2. Le domande, dunque: a) perché il nesso dello spazio col tempo? b) chi sono gli autoí, i “noi” che abitano spazio e tempo, il mondo, e non sono-per-sé nello spazio e nel tempo, nel mondo? E chi gli “altri”, per i quali abbiamo un mondo, abitiamo spazio e tempo? E chi, o “che” è l’“altro”? La seconda domanda, chiaramente, investe quegli stessi che pongono la domanda. Piega la domanda sull’interrogante. Quanto, allora, la domanda e la risposta, che le vien data, dipendono dallo stare nel circolo dell’interrogazione su se stessa ri‑flessa? E non ha senso dire che il problema non è di uscire dal circolo, ma di saper muoversi in esso in modo appropriato, perché anche il giudizio sull’“appropriatezza” del movimento dipende dall’essere-già nel circolo.

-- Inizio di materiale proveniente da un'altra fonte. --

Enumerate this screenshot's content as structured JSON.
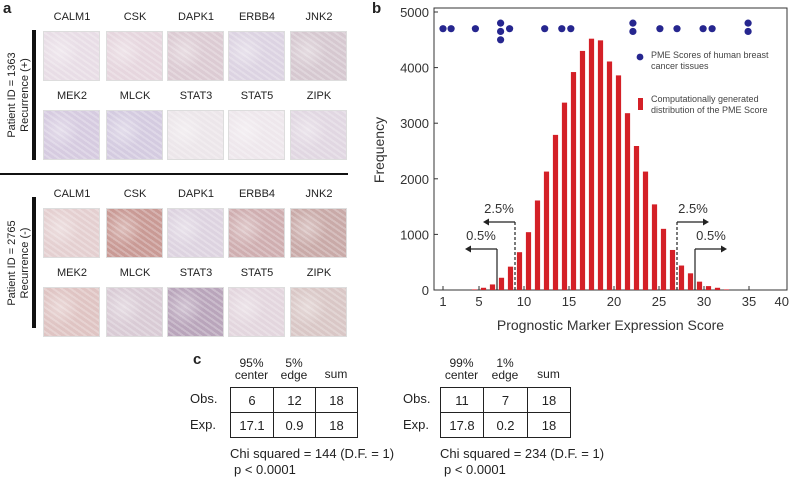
{
  "panel_a": {
    "letter": "a",
    "patients": [
      {
        "id_label": "Patient ID = 1363",
        "recurrence": "Recurrence (+)",
        "rows": [
          {
            "markers": [
              "CALM1",
              "CSK",
              "DAPK1",
              "ERBB4",
              "JNK2"
            ],
            "tints": [
              "#e8dde6",
              "#e6d6de",
              "#dccbd3",
              "#dcd3e2",
              "#d6c8d0"
            ]
          },
          {
            "markers": [
              "MEK2",
              "MLCK",
              "STAT3",
              "STAT5",
              "ZIPK"
            ],
            "tints": [
              "#d6cbe0",
              "#d4cbe0",
              "#ece6ea",
              "#eee7ec",
              "#e1d7e2"
            ]
          }
        ]
      },
      {
        "id_label": "Patient ID = 2765",
        "recurrence": "Recurrence (-)",
        "rows": [
          {
            "markers": [
              "CALM1",
              "CSK",
              "DAPK1",
              "ERBB4",
              "JNK2"
            ],
            "tints": [
              "#e4cfd0",
              "#c99a95",
              "#ddd3e0",
              "#cfaeb0",
              "#c9aaa8"
            ]
          },
          {
            "markers": [
              "MEK2",
              "MLCK",
              "STAT3",
              "STAT5",
              "ZIPK"
            ],
            "tints": [
              "#dfc4c3",
              "#d9cbd5",
              "#b9a5bb",
              "#e3d6de",
              "#d9c7c6"
            ]
          }
        ]
      }
    ]
  },
  "panel_b": {
    "letter": "b"
  },
  "chart_data": {
    "type": "bar",
    "xlabel": "Prognostic Marker Expression Score",
    "ylabel": "Frequency",
    "xlim": [
      0,
      39
    ],
    "ylim": [
      0,
      5000
    ],
    "xticks": [
      1,
      5,
      10,
      15,
      20,
      25,
      30,
      35,
      40
    ],
    "yticks": [
      0,
      1000,
      2000,
      3000,
      4000,
      5000
    ],
    "grid": false,
    "legend_placement": "right",
    "series": [
      {
        "name": "Computationally generated distribution of the PME Score",
        "type": "bar",
        "color": "#d42027",
        "x": [
          4.5,
          5.5,
          6.5,
          7.5,
          8.5,
          9.5,
          10.5,
          11.5,
          12.5,
          13.5,
          14.5,
          15.5,
          16.5,
          17.5,
          18.5,
          19.5,
          20.5,
          21.5,
          22.5,
          23.5,
          24.5,
          25.5,
          26.5,
          27.5,
          28.5,
          29.5,
          30.5,
          31.5,
          32.5
        ],
        "values": [
          10,
          40,
          100,
          220,
          420,
          680,
          1040,
          1610,
          2130,
          2790,
          3370,
          3920,
          4300,
          4520,
          4490,
          4110,
          3860,
          3180,
          2590,
          2130,
          1540,
          1100,
          720,
          440,
          300,
          150,
          70,
          40,
          10
        ]
      },
      {
        "name": "PME Scores of human breast cancer tissues",
        "type": "scatter",
        "color": "#26268f",
        "x": [
          1.0,
          1.9,
          4.6,
          7.4,
          7.4,
          7.4,
          8.4,
          12.3,
          14.2,
          15.2,
          22.1,
          22.1,
          25.1,
          27.0,
          29.9,
          30.9,
          34.9,
          34.9
        ],
        "y": [
          4700,
          4700,
          4700,
          4800,
          4650,
          4500,
          4700,
          4700,
          4700,
          4700,
          4800,
          4650,
          4700,
          4700,
          4700,
          4700,
          4800,
          4650
        ]
      }
    ],
    "annotations": [
      {
        "text": "2.5%",
        "x": 9,
        "direction": "left",
        "line": "dashed"
      },
      {
        "text": "0.5%",
        "x": 7,
        "direction": "left",
        "line": "solid"
      },
      {
        "text": "2.5%",
        "x": 27,
        "direction": "right",
        "line": "dashed"
      },
      {
        "text": "0.5%",
        "x": 29,
        "direction": "right",
        "line": "solid"
      }
    ]
  },
  "panel_c": {
    "letter": "c",
    "tables": [
      {
        "headers": [
          [
            "95%",
            "center"
          ],
          [
            "5%",
            "edge"
          ],
          [
            "sum"
          ]
        ],
        "rows": [
          {
            "label": "Obs.",
            "cells": [
              "6",
              "12",
              "18"
            ]
          },
          {
            "label": "Exp.",
            "cells": [
              "17.1",
              "0.9",
              "18"
            ]
          }
        ],
        "chi": "Chi squared = 144 (D.F. = 1)",
        "p": "p < 0.0001"
      },
      {
        "headers": [
          [
            "99%",
            "center"
          ],
          [
            "1%",
            "edge"
          ],
          [
            "sum"
          ]
        ],
        "rows": [
          {
            "label": "Obs.",
            "cells": [
              "11",
              "7",
              "18"
            ]
          },
          {
            "label": "Exp.",
            "cells": [
              "17.8",
              "0.2",
              "18"
            ]
          }
        ],
        "chi": "Chi squared = 234 (D.F. = 1)",
        "p": "p < 0.0001"
      }
    ]
  }
}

Non resta, dunque, altro da fare che… iniziare avendo già iniziato. Non resta, cioè, che muoversi nel circolo in cui già da sempre siamo, e da dove siamo. Senza però la pretesa di porsi dal punto di vista del circolo. Come in fondo pretese Heidegger, che si pose dapprima nella prospettiva del “chi” si muove nel circolo, in seguito – un seguito già previsto e annunciato nel primo movimento – nell’opposta “visione” dell’“Es”, del neutro esso che muove il circolo. Esaminava gli estremi dall’alto della loro relazione. Perciò era convinto di sapere come muoversi bene nel circolo. Ma – questa la domanda – la “visione” della relazione non è anch’essa interna alla relazione? L’orizzonte del Tutto non è anch’esso una “prospettiva” sul Tutto? E non è questa l’esigenza più propria del “finito” che voglia rispettare la sua finitezza? Ma (ancora un interrogativo): l’affermazione che la “visione” del Tutto è pur essa solo una prospettiva interna al Tutto, non presuppone il Tutto di cui è “parte”? Sembra che del Tutto non si possa fare a meno. Ma cos’è il Tutto presupposto alla visione del Tutto? Son pari il Tutto e la visione del Tutto, o c’è differenza? E quale differenza può stabilirsi tra i due, senza che la “visione” della differenza non inglobi in sé entrambi i termini?
Ci stiamo muovendo in circolo. Purtroppo in un circolo non virtuoso, anzi vizioso, viziosissimo.
Ma, si diceva, non c’è scelta; chissà che alla fine il vizio del circolo non si riveli la sua possibile virtù.